Thursday, May 26, 2016

Class 18

The training is in the bank. You’ve gone longer that next week’s test distance at a slower pace on Tuesdays, and you’ve gone faster for a shorter distance on Thursdays. Now you can combine distance and speed in a 5K or 10K test on the final Tuesday.

You’ll aim for anything faster than your last long run. You’ll run on the river path, to EWEB for the shorter test and to the 0.25 milepost for the longer one.

TODAY’S EASY 2.1 MILES

(with per-mile pace and comparison to your last long run here; target was to go no faster than that pace, at half the distance, as taper for next Tuesday’s 5K test)

Bryce – 20:46 (9:51 pace, +13 sec. per mile) day's 2nd best pacer
Alex – 18:32 (8:51s, -47 sec.)
Elliot – 19:54 (9:28s, -2:19)
Doug – untimed

TODAY’S EASY 3.9 MILES

(with per-mile pace and comparison to your last long run here; target was to go no faster than that pace, at half the distance, as taper for next Tuesday’s 10K test)

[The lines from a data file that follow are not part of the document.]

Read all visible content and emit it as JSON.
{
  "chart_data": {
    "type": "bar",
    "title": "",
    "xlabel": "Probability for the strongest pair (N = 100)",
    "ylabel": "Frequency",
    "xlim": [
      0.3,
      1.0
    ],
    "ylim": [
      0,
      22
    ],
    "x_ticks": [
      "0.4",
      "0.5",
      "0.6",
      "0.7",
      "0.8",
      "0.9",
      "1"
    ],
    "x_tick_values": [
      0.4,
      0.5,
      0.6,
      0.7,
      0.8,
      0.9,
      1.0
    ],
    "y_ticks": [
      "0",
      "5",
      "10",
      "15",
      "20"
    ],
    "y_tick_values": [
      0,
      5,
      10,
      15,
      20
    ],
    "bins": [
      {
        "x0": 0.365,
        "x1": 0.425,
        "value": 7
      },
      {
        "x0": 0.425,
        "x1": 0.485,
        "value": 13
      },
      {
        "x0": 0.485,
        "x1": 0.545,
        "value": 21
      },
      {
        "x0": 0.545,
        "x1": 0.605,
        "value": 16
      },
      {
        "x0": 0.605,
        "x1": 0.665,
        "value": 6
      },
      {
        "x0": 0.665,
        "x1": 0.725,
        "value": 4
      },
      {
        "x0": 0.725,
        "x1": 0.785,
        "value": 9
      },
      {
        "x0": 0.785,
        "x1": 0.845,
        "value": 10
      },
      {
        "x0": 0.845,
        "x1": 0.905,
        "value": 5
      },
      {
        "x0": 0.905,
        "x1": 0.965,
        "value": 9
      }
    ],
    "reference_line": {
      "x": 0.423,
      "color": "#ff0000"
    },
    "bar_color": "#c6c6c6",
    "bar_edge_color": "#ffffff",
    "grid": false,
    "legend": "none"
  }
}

Peter – 34:06 (8:44 pace, +42 sec. per mile)
Zach – 34:06 (8:44s, +56 sec.)
Matt – 24:01 (6:09s, -28 sec.)
Dillon – 31:27 (8:03s, -4 sec.) best pacer, earning extra credit
Lauren O. – 39:54 (10:14s, -30 sec.)
Miranda – 45:37 (11:41s, -37 sec.)
Becky – 39:54 (10:14s, -36 sec.)
Anna – 34:06 (8:44s, +15 sec.) day's 3rd best pacer
Lauren W. -- 4.0 miles in 37:53 (9:26s, -37 sec.)

LESSON 18: RACE PACE

Even if you’ve done everything right in training, you can cancel all that good with as little as one wrong move on raceday. The first and worst bad move is leaving the starting line too quickly. Crowd hysteria and your own raging nervous system conspire to send you into the race as if fired from a cannon. Try to work against the forces of the crowd and your natural desires. Keep your head while runners around you are losing theirs. Pull back the mental reins at a time when the voices inside are shouting, “Faster!” Be cautious in your early pacing, erring on the side of too-slow rather than too-fast. Hold something in reserve for the late kilometers. This is where you reward yourself for your early caution, by passing instead of being passed.